Market hackers running out of ammo

From hedge fund manager Bill Fleckenstein

My friend believes we’re getting closer and closer to a moment when quants [computer-driven trading not based on fundamentals] no longer rule daily trading, as their universe is losing participants that underperform. The ones that remain are desperate, trying feverishly to chase what’s working. He contends that the higher the market goes and the faster it rallies, the more certain and ugly the collapse will be.

He went so far as to suggest that when this unwinds, some big Wall Street firm will essentially go out of business and that the building it occupies will be, in his choice word, depopulated. When I responded by saying, wow, you’re more bearish than I am, he replied: No, it’s not about being bearish. It’s just a fact.

This collapse, when it comes, will have impact far beyond the rarefied world of Wall Street finance. Companies will go out of business or cut back severely. Workers will lose their jobs, maybe their homes too. We may be about to see a real life crisis of capitalism unfold before us. And the wreckage will be severe.

I’ve been trading stocks and options considerably lately, and thus am following the market closely. It’s just not been real rational of late. XYZ announces a gigantic loss and huge writeoffs for the quarter – and the stock goes up. This is what Fleckenstein is talking about. The buying of XYZ isn’t being driven by the fundamentals of the stock, but instead because some quant trading program decided XYZ was undervalued compared to the spread of Japanese corporate bonds against Euro junk bonds, so it shorted orange juice futures and bought XYZ as a hedge (while simultaneously doing 100 other trades.) It’s just outta control. Fleckenstein suggests the day of reckoning is nearing.

4 Comments

  1. While I agree that some market moves are illogical, I don’t see how this translates into a seriously detrimental effect on companies outside the trading world.

    For example, if XYZ announces a gigantic loss, whether or not anyone buys its stock is largely irrelevant to its internal operations. It either gets on the stick and does a turnaround, or it fails. That’s not market driven. Only if XYZ needs to raise money by selling stock does the market come into play.

    Likewise if the opposite happens (PQR has great fundamentals but the market sells), if anything this is actually a plus, since PQR can repurchase its own stock at undervalued prices, reduce dividend overall payments, and be even more competitive than before.

    As I see it, a collapse in the market is more likely to have an effect on pension plans and disposable consumer income. This WILL affect companies and their bottom line, but through indirect economic effects and not through the market itself.

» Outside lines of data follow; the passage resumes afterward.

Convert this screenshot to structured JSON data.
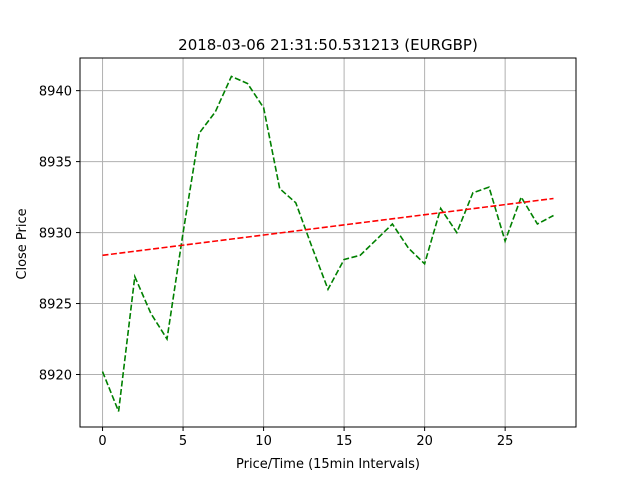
{
  "chart_data": {
    "type": "line",
    "title": "2018-03-06 21:31:50.531213 (EURGBP)",
    "xlabel": "Price/Time (15min Intervals)",
    "ylabel": "Close Price",
    "xlim": [
      -1.4,
      29.4
    ],
    "ylim": [
      8916.3,
      8942.3
    ],
    "xticks": [
      0,
      5,
      10,
      15,
      20,
      25
    ],
    "yticks": [
      8920,
      8925,
      8930,
      8935,
      8940
    ],
    "grid": true,
    "series": [
      {
        "style": "dashed",
        "color": "#008000",
        "x": [
          0,
          1,
          2,
          3,
          4,
          5,
          6,
          7,
          8,
          9,
          10,
          11,
          12,
          13,
          14,
          15,
          16,
          17,
          18,
          19,
          20,
          21,
          22,
          23,
          24,
          25,
          26,
          27,
          28
        ],
        "values": [
          8920.2,
          8917.4,
          8926.9,
          8924.3,
          8922.5,
          8930.0,
          8937.0,
          8938.5,
          8941.0,
          8940.5,
          8938.8,
          8933.1,
          8932.1,
          8929.0,
          8926.0,
          8928.1,
          8928.4,
          8929.5,
          8930.6,
          8928.9,
          8927.8,
          8931.7,
          8930.0,
          8932.8,
          8933.2,
          8929.4,
          8932.5,
          8930.6,
          8931.2
        ]
      },
      {
        "style": "dashed",
        "color": "#ff0000",
        "x": [
          0,
          28
        ],
        "values": [
          8928.4,
          8932.4
        ]
      }
    ]
  }
}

  2. As I see it, the underlying problem in the market is the credit crisis which was triggered by the subprime debacle.

    Credit is increasingly difficult to get, and that raises business costs. Also, major portions of the credit market have just locked up. Such crazed trading is a result of this, the cheap credit party is over, and quants increasingly desperate to make profits.

  3. For businesses relying on credit, this is doubtless an issue– while businesses lending money will prosper. Obviously there are more of the former, else the problem would not exist.

    Ultimately, though, the drying up of cheap credit is the predictable outcome of the credit binge of the Bush administration. Like other scarce resources, credit has a limited supply and cost reflects demand. Just as the price of brass and copper has risen because of the billions of rounds of ammo going to Iraq, government’s ravenous consumption of credit can’t help but affect the market.

  4. Also, if major Wall Street brokerages and investment houses went belly-up, all the businesses that supply them and the stores nearby would take a major hit too – something that just happened in Orange County when several mortgage companies went bankrupt.